“You know, you should really start a blog” is a statement that I hear often. It’s most likely because I am a bit of a lunatic, a really well-mannered and nice lunatic, but a lunatic all the same.
So, here’s my first stab at starting my own blog and I intend to set a few ground rules. First, do not call this a “mommy blog.”
Yes, I have kids. I have three cute, fresh and well-dressed children with unusual names, of course. But I’m not going to talk about them much, unless they do something shockingly bad and I will share that because, to me, that’s some funny stuff. I like to boast about my kids’ bad behavior more than their good deeds. I know how boring my lil’ monsters are to you because I am probably sick of hearing about your kids. Can we all just agree that children are precious little wonders spewing words of wisdom and be done with it? It’s just so dull.
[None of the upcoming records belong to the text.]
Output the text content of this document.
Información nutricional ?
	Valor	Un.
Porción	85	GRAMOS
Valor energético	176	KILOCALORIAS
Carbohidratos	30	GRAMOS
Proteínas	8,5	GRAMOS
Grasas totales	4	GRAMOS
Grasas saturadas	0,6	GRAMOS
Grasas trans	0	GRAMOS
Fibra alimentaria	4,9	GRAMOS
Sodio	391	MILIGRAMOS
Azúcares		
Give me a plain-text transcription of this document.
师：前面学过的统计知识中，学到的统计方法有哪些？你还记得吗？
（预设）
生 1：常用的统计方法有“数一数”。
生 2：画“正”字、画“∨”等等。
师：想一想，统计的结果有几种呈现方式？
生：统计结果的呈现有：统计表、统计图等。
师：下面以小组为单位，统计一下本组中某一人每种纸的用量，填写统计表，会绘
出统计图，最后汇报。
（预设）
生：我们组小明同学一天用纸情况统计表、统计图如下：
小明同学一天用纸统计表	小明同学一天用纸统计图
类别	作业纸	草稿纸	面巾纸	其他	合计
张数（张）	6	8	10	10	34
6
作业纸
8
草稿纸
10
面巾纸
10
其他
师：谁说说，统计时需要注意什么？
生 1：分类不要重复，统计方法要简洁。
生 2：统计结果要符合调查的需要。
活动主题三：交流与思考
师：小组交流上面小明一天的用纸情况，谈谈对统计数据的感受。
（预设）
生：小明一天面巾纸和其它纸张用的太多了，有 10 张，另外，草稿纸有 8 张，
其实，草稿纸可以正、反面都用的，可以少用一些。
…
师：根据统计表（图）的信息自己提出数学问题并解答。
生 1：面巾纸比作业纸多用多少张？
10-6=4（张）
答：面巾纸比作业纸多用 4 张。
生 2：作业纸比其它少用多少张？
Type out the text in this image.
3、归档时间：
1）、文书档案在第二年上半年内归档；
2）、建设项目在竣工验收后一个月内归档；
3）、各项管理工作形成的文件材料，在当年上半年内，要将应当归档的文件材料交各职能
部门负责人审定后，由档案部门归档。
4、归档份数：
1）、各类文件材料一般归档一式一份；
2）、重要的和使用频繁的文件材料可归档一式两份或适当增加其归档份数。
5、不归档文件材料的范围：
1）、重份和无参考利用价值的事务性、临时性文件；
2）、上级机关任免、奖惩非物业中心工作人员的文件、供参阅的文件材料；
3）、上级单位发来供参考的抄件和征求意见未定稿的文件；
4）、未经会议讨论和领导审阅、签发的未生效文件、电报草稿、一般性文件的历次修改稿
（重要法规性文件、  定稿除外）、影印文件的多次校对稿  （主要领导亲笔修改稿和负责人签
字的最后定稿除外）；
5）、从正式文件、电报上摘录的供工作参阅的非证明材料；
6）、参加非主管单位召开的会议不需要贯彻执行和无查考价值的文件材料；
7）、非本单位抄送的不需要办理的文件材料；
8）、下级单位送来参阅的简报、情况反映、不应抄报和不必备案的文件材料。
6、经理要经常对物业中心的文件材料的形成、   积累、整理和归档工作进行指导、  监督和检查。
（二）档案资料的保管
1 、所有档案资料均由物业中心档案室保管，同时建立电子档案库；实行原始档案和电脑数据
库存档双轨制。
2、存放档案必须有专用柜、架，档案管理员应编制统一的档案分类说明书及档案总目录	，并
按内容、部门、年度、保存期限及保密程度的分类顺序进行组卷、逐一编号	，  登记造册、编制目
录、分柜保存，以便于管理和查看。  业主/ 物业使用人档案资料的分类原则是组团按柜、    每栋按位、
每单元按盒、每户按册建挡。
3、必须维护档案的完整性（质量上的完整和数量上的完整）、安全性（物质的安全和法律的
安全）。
Another reason why I do not want to be associated with the “mommy blog” trend is because nobody wants to hear about my child-rearing tips. That’s because I don’t have many. Some may call me laissez-faire in my approach to parenting, others may call me certifiably insane. Your pick. Cake for dinner? Sure, but, let’s use the fancy plates.
I will not write about weight, weight gain, who’s fat, who’s thin. I choose this rule not because I am taking the high road, but again, because it bores me. If I read about another bloggist that is attacking “fat shamers” for making fun of how she looks in a bikini, I will lose my last grip on reality. So here goes: I’m chubby and there’s really no excuse for it. I squeezed out a bunch of kids and never lost all the weight. If you see me at the beach in a bikini, laugh all you want, but first check my stats because I have probably suffered a stroke or a mental breakdown.